IN 1926, THE College Board created the Scholastic Aptitude Test, or SAT, and standardized college-admissions testing was here to stay. The American College Testing Program followed suit in 1959 with the ACT. Today 89 percent of schools use these two tests in the admissions process, according to a survey by the National Association for College Admission Counseling.
But what do they measure? Both the SAT, which has three sections scored from 200 to 800 each, and the ACT, scored from one to 36, have narrowed their claims. These tests are no longer said to measure intelligence; rather, research indicates they reliably forecast how well students perform in their first year of college. But there are better indicators, says Bill Fitzsimmons, dean of admissions at Harvard, such as class rank and GPA. So why are these tests popular? Convenience for admissions officers, says Robert Schaeffer, of the National Center for Fair and Open Testing, who argues standardized tests get misused. It's less expensive and time consuming but "less fair to students," he says. The College Board says it offers guidelines on appropriate uses of test results but doesn't control their usage.
SAT RESULTS USED to mean scores in the traditional 200 to 800 range for each section of the test, a scale that depended in part on the performance of other students. Today's test taker still gets these, but she also receives her "raw scores," which directly reflect the number of questions she got right and wrong.
A big improvement, say many students and their harried parents-until you learn that it's the original 200 to 800 scores that really matter as far as most admissions officers are concerned.

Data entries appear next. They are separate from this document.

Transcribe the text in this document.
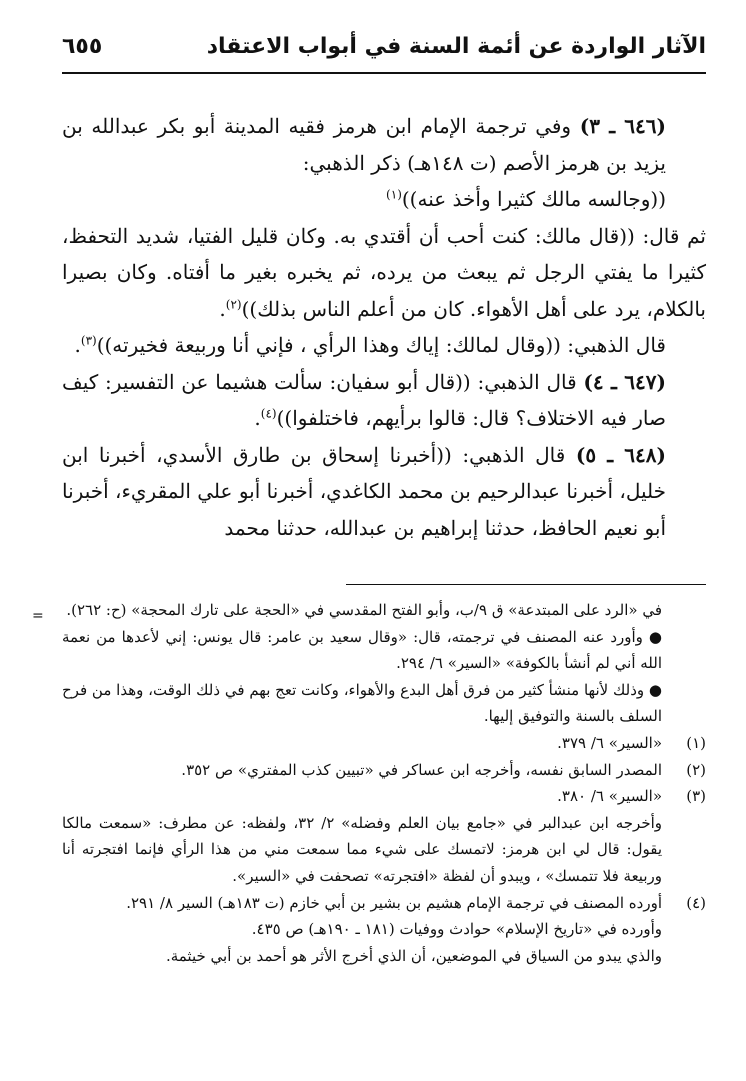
الآثار الواردة عن أئمة السنة في أبواب الاعتقاد
٦٥٥

(٦٤٦ ـ ٣) وفي ترجمة الإمام ابن هرمز فقيه المدينة أبو بكر عبدالله بن يزيد بن هرمز الأصم (ت ١٤٨هـ) ذكر الذهبي:

((وجالسه مالك كثيرا وأخذ عنه))$^{(١)}$

ثم قال: ((قال مالك: كنت أحب أن أقتدي به. وكان قليل الفتيا، شديد التحفظ، كثيرا ما يفتي الرجل ثم يبعث من يرده، ثم يخبره بغير ما أفتاه. وكان بصيرا بالكلام، يرد على أهل الأهواء. كان من أعلم الناس بذلك))$^{(٢)}$.

قال الذهبي: ((وقال لمالك: إياك وهذا الرأي ، فإني أنا وربيعة فخيرته))$^{(٣)}$.

(٦٤٧ ـ ٤) قال الذهبي: ((قال أبو سفيان: سألت هشيما عن التفسير: كيف صار فيه الاختلاف؟ قال: قالوا برأيهم، فاختلفوا))$^{(٤)}$.

(٦٤٨ ـ ٥) قال الذهبي: ((أخبرنا إسحاق بن طارق الأسدي، أخبرنا ابن خليل، أخبرنا عبدالرحيم بن محمد الكاغدي، أخبرنا أبو علي المقريء، أخبرنا أبو نعيم الحافظ، حدثنا إبراهيم بن عبدالله، حدثنا محمد

= في «الرد على المبتدعة» ق ٩/ب، وأبو الفتح المقدسي في «الحجة على تارك المحجة» (ح: ٢٦٢).

● وأورد عنه المصنف في ترجمته، قال: «وقال سعيد بن عامر: قال يونس: إني لأعدها من نعمة الله أني لم أنشأ بالكوفة» «السير» ٦/ ٢٩٤.

● وذلك لأنها منشأ كثير من فرق أهل البدع والأهواء، وكانت تعج بهم في ذلك الوقت، وهذا من فرح السلف بالسنة والتوفيق إليها.

(١)

«السير» ٦/ ٣٧٩.

(٢)

المصدر السابق نفسه، وأخرجه ابن عساكر في «تبيين كذب المفتري» ص ٣٥٢.

(٣)

«السير» ٦/ ٣٨٠.

وأخرجه ابن عبدالبر في «جامع بيان العلم وفضله» ٢/ ٣٢، ولفظه: عن مطرف: «سمعت مالكا يقول: قال لي ابن هرمز: لاتمسك على شيء مما سمعت مني من هذا الرأي فإنما افتجرته أنا وربيعة فلا تتمسك» ، ويبدو أن لفظة «افتجرته» تصحفت في «السير».

(٤)

أورده المصنف في ترجمة الإمام هشيم بن بشير بن أبي خازم (ت ١٨٣هـ) السير ٨/ ٢٩١.

وأورده في «تاريخ الإسلام» حوادث ووفيات (١٨١ ـ ١٩٠هـ) ص ٤٣٥.

والذي يبدو من السياق في الموضعين، أن الذي أخرج الأثر هو أحمد بن أبي خيثمة.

How does scaled scoring work? The College Board says that a missed question typically means a debit of 20 points. But the higher a student's score overall, the more missed questions will weigh, says Leslie Lukin, director of Assessment and Evaluation at Lincoln Public Schools in Nebraska. No small thing, given that more than 20 percent of schools impose minimum scores for admission, and studies indicate that even a 10- or 20-point difference can significantly improve one's chances at more than a third of colleges, according to the National Association for College Admission Counseling. Indeed, says Fitzsimmons, these tests can be "a very blunt instrument."
IN 2005, THE College Board unveiled an updated SAT, designed to restore the test as a measure of ability in at least one area. The main new feature: a 25-minute essay. But it hasn't exactly impressed some admissions officers. "We don't think it's a measure of anything that's supportive of a student's writing ability," says Ann Bowe McDermott, director of admissions at College of the Holy Cross in Massachusetts.
When the test was released, the College Board said the writing section "sends a loud and clear message that strong writing is essential to success in college and beyond." But critics like Robert Yagelski, associate professor of English education at SUNY Albany, disagree, saying the essay section "misunderstands what makes effective writing." One problem is that scoring focuses on organization and tends to ignore factual errors. "It's taking a step away from how students need to write in college," Yagelski says. A College Board spokesperson says the essay "very effectively measures students' writing skills and, in particular, their ability to write concisely, coherently and quickly."